Я подошел к ней, и мы обнялись, хотя я чувствовал, что она все еще сжимает в руке пистолет – так, на всякий случай.
– Как ты догадалась приехать ко мне? – спросил я.
– Позвонил Пит и сказал, что они получили ордер на арест Хоббса и приехали за ним, но он исчез. Пит пытался тебе дозвониться, у тебя не работал телефон. Меня это напугало, и я приехала.
– И что, ты думала, я сам не справлюсь? – спросил я, изображая праведную обиду.
Внезапно дом пронизали лучи света, бьющие из окон, – это подъехали полицейские машины.
– Надо полагать, у Пита тоже возникли некоторые подозрения, – сказала Лори.
Я выпустил Тару из шкафа, а Лори тем временем вышла, чтобы проводить Пита и других полицейских в дом. Это дало мне около шестидесяти секунд – подумать, как подать ситуацию так, чтобы я выглядел героем.
Времени катастрофически не хватало.
Трудно поверить, как много мы с Уилли успели сделать всего за семь недель. Реконструкция здания была почти завершена, мы наняли двух постоянных сотрудников и договорились о ветеринарной помощи. Уилли был невероятно сосредоточен, работал с вдохновением и, кажется, готов был разрыдаться, когда я сказал, что хочу видеть его президентом «Фонда Тары».

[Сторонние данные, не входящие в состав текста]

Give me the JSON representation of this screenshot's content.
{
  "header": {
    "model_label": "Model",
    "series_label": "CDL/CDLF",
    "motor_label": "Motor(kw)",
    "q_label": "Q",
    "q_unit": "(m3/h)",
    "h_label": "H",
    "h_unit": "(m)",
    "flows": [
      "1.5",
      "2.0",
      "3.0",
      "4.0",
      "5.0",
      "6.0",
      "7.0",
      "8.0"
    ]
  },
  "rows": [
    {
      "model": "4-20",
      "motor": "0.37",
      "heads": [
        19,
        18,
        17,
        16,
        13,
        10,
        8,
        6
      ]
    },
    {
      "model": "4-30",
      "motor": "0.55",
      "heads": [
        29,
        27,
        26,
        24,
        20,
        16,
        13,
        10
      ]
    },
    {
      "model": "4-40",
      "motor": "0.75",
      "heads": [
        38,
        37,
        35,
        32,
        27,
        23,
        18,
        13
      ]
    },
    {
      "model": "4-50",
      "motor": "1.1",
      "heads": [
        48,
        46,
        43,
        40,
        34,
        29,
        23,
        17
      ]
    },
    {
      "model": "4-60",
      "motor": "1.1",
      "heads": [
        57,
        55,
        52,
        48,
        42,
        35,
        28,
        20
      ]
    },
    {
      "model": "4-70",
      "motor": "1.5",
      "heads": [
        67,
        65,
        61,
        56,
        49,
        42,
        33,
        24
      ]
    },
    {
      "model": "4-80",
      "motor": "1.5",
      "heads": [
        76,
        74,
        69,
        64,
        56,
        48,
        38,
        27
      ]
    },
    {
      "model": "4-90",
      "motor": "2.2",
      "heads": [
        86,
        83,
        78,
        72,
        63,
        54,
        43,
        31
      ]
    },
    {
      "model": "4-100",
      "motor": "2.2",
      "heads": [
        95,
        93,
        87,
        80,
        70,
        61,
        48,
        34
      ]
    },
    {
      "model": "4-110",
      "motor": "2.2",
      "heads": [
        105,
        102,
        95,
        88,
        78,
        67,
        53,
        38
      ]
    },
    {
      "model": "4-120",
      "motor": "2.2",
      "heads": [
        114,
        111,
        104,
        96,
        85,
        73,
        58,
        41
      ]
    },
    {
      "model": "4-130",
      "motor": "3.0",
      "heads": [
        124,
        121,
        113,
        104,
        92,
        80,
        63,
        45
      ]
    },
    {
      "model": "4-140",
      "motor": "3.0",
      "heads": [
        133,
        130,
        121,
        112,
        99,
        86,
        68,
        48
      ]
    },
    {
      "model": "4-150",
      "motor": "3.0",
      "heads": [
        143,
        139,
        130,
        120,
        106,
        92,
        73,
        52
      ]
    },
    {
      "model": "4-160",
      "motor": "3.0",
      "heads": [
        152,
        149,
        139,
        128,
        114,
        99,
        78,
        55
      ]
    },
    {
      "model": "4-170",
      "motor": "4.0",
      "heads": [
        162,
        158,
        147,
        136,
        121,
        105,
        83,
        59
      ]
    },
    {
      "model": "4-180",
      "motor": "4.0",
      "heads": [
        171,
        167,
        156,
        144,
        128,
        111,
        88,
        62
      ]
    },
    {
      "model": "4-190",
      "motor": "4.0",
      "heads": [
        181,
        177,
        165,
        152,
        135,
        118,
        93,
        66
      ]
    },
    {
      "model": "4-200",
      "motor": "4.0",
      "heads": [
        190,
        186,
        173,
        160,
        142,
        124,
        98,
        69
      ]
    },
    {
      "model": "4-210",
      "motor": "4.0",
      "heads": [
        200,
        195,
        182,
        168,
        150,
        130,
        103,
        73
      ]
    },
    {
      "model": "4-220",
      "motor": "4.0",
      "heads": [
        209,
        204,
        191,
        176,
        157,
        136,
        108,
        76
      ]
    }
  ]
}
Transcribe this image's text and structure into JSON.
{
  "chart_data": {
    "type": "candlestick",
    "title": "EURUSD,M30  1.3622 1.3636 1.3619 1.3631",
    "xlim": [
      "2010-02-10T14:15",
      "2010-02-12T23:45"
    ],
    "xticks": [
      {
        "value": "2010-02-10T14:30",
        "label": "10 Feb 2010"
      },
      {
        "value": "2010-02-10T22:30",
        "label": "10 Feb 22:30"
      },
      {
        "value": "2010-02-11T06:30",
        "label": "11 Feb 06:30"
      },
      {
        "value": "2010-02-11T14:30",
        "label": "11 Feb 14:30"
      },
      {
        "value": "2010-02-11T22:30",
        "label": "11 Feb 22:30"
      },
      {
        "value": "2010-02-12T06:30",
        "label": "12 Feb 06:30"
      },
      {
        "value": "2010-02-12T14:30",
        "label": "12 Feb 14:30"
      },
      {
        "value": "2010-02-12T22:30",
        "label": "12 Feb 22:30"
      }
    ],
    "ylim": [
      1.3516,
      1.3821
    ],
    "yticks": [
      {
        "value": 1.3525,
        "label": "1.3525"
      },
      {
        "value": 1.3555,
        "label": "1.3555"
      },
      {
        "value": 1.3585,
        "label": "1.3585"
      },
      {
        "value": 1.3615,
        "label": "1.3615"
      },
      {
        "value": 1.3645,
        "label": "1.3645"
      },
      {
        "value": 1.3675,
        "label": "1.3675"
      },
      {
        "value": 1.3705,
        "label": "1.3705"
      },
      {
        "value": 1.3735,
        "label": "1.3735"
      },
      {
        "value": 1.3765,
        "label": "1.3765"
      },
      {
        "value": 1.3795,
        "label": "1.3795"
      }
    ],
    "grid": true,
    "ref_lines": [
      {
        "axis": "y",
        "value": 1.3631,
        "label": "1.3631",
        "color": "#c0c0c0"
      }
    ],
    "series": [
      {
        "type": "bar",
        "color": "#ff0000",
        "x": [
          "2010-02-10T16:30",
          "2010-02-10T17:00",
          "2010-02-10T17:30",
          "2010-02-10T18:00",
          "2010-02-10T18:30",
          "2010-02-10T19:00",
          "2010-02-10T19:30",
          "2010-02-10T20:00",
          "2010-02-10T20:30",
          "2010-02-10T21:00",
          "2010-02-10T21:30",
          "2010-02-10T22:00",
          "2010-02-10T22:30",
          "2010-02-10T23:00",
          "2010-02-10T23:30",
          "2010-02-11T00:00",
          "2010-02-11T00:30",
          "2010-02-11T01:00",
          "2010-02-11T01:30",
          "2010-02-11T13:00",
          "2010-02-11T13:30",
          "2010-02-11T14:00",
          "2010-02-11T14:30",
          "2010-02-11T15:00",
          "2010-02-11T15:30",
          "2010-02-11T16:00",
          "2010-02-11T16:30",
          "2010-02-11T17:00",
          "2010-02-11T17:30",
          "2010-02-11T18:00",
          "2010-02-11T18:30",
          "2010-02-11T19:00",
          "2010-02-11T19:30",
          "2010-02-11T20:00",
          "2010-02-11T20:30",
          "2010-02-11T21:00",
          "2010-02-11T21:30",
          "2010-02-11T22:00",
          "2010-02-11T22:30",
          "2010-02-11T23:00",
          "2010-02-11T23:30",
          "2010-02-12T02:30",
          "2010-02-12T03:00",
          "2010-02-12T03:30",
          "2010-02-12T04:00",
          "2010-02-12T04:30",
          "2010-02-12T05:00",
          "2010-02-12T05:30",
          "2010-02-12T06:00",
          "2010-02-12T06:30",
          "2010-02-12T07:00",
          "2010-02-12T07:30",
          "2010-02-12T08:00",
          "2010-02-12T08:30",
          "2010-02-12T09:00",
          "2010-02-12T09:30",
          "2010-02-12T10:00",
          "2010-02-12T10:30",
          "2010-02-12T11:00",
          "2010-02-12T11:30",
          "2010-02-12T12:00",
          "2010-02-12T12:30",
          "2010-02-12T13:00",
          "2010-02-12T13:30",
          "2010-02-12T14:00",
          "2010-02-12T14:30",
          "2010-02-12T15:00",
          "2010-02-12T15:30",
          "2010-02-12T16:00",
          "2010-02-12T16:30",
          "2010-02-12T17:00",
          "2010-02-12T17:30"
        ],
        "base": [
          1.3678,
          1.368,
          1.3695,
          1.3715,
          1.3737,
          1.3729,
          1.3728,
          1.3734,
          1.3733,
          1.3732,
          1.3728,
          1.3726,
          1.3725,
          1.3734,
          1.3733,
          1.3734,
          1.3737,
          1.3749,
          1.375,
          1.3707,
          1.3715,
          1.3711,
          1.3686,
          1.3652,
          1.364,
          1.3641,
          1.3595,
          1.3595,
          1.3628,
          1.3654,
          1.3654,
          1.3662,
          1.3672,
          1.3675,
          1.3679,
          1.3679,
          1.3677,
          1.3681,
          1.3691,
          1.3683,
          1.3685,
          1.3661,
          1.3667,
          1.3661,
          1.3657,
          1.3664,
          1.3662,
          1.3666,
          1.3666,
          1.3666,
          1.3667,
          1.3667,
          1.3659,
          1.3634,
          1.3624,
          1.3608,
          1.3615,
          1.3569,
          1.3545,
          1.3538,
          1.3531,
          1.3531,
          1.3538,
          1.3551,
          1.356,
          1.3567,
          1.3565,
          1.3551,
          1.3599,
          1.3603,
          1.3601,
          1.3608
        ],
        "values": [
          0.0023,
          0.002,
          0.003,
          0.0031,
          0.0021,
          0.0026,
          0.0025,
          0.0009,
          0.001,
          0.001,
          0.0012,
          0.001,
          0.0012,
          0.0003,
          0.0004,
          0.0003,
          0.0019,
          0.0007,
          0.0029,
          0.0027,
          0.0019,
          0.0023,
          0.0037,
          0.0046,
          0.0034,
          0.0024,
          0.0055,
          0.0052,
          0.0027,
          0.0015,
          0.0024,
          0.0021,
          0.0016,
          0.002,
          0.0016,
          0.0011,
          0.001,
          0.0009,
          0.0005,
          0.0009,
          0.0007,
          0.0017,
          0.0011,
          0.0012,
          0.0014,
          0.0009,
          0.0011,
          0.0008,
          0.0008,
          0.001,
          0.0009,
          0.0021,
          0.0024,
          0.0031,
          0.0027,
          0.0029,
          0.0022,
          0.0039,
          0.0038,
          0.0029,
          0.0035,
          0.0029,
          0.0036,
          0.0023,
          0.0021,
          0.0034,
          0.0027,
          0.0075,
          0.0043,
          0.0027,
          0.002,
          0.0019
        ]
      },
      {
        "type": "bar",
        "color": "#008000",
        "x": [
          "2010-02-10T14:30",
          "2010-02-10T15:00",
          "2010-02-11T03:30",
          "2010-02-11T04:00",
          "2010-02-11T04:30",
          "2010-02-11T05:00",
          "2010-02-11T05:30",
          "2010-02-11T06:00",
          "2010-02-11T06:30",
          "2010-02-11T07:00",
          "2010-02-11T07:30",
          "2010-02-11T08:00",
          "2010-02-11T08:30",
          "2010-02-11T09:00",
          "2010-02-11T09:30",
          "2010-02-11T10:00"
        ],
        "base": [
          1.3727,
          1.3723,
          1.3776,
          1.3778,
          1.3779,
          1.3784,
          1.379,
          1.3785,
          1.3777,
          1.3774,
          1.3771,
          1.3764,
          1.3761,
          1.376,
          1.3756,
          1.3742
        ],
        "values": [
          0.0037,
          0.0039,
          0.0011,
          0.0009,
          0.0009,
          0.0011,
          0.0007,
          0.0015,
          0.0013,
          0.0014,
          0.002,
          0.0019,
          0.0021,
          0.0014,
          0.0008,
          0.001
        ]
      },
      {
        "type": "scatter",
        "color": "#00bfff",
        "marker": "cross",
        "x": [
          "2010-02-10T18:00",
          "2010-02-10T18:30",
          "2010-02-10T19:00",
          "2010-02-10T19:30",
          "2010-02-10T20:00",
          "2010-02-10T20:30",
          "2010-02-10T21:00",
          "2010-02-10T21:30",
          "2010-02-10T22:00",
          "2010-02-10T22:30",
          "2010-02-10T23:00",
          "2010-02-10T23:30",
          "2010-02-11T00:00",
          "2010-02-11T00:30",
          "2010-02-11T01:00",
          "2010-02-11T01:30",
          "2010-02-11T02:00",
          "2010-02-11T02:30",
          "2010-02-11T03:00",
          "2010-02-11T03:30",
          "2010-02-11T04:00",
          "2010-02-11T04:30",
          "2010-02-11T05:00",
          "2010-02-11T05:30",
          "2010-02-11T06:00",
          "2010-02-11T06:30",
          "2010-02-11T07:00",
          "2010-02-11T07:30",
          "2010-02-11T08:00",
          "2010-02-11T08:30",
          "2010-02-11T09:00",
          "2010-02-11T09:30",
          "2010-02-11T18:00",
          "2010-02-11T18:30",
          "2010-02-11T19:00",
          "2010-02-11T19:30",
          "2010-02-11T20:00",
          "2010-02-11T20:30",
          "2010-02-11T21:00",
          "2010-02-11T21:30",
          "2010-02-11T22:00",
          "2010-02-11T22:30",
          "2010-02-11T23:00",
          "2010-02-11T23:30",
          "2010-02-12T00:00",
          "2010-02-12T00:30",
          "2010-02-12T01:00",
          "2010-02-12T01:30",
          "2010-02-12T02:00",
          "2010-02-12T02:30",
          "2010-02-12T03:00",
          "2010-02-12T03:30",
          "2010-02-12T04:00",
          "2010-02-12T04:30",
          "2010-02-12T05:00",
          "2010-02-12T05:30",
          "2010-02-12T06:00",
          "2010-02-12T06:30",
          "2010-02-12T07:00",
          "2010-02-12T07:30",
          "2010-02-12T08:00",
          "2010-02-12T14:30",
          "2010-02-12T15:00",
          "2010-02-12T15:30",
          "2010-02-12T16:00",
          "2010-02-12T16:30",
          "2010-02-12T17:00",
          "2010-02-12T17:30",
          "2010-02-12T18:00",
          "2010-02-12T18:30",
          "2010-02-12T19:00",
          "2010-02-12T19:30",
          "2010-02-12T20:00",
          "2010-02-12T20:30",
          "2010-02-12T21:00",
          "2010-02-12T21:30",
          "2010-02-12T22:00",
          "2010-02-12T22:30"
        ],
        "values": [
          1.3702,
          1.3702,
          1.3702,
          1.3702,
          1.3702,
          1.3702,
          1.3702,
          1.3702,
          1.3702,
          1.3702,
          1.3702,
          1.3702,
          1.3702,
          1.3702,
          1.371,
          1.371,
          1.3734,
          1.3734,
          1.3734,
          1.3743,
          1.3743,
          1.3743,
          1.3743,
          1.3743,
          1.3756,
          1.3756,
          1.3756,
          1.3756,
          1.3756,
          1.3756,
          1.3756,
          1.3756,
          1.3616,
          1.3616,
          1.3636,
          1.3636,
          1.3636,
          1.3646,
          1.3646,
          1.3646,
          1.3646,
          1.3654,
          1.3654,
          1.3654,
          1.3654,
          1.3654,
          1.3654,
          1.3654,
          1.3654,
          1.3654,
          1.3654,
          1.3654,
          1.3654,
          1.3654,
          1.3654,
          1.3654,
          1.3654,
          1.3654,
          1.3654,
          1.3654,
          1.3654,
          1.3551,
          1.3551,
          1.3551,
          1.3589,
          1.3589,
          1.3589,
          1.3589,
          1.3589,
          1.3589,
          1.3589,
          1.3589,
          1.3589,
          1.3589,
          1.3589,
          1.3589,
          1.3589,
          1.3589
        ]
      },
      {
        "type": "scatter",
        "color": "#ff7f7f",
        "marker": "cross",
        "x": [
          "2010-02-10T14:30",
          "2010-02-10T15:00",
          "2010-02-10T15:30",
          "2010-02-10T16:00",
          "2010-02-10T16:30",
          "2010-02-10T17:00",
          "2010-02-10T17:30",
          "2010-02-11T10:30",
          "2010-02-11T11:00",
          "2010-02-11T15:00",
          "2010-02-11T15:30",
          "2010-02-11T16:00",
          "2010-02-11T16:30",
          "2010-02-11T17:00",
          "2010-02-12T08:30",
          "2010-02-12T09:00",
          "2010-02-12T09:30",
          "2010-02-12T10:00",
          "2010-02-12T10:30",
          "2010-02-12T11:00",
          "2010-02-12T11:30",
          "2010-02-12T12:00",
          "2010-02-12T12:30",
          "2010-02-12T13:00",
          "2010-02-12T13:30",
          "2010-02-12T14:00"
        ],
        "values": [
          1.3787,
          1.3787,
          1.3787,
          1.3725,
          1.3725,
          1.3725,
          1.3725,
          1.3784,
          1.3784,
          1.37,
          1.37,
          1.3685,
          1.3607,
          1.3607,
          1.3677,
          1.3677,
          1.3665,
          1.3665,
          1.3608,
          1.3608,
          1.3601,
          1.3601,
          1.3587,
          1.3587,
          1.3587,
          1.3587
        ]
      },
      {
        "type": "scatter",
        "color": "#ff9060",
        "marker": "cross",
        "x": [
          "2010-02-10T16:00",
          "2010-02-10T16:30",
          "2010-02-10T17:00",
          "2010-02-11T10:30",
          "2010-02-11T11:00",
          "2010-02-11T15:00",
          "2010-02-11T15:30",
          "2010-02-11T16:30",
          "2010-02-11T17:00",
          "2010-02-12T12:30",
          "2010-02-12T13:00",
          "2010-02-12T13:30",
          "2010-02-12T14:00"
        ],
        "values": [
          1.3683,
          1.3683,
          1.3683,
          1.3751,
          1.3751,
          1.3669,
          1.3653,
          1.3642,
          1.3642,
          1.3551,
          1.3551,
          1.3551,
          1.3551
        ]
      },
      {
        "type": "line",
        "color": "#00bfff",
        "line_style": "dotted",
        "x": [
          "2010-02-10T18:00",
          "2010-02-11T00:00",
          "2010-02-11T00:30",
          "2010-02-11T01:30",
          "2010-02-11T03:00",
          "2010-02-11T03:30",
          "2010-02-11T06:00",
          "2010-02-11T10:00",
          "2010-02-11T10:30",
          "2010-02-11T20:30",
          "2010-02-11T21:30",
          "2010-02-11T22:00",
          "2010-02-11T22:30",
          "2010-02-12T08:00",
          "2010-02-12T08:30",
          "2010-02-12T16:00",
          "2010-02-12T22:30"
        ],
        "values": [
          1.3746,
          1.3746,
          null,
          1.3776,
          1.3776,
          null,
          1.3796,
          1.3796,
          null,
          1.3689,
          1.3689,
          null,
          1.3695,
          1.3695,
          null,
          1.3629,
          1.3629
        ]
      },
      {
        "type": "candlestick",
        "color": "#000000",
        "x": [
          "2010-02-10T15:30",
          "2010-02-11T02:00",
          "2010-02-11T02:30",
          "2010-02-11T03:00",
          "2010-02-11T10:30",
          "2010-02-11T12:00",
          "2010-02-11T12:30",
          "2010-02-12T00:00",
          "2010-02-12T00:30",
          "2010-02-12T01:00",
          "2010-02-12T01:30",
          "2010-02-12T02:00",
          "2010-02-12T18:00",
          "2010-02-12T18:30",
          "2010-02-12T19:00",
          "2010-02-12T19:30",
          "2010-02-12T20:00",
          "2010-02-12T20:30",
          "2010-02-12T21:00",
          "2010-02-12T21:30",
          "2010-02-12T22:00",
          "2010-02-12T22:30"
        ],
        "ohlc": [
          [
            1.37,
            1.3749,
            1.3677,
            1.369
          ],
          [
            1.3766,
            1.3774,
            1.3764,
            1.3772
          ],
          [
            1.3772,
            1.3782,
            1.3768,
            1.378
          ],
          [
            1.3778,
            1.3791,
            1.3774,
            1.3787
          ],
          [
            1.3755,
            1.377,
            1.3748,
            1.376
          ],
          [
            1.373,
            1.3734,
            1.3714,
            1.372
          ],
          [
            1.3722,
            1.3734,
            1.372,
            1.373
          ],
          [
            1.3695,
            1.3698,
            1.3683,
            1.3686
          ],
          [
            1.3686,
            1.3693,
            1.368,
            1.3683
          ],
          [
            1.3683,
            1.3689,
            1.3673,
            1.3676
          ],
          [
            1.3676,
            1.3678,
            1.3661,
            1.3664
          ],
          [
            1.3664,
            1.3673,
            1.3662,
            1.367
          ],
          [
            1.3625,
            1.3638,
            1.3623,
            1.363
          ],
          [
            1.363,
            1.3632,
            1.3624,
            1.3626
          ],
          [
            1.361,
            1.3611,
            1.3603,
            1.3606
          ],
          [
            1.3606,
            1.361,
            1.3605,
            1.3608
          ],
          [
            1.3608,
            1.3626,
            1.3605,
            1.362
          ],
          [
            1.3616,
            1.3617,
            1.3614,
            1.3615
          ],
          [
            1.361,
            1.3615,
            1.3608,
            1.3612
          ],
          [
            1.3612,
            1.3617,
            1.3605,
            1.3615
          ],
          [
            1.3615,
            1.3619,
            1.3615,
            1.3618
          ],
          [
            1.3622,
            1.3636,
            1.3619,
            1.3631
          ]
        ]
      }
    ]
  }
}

У Лори все было прекрасно. То, что она спасла мне жизнь, в некотором смысле уравняло счет и сняло с нее эмоциональную потребность изливать на меня моря благодарности за то, что я спас ее от тюрьмы. Я решил не настаивать на том, что в ее вмешательстве не было необходимости, потому что ни Хоббс, ни кто-либо еще не мог выжить после фирменного удара правой.
Кузен Фред проводил в офисе больше времени, чем я, консультируя Эдну и Кевина по вопросам вложения средств. Лори больше не мучилась оттого, что вынуждена использовать свою часть процентов от гонорара за Уилли Миллера, чтобы оплатить мою адвокатскую работу, и теперь весело придиралась к счетам.
Я сказал ей, что эти счета оправданны, и думал, что она сдастся, но она выставила мне свои собственные счета. Одного взгляда на них было достаточно, чтобы понять, насколько они несправедливы. Двадцать тысяч за оладьи – высоковато, конечно, но я смогу расплатиться – разумеется, только за себя, а не за то, что сожрал Кевин.
И лучше вам не знать, сколько она заломила за базилик.
Примечания
1
Речь идет об американском футболе. –
2
Большое жюри – присяжные, решающие вопрос о предании суду.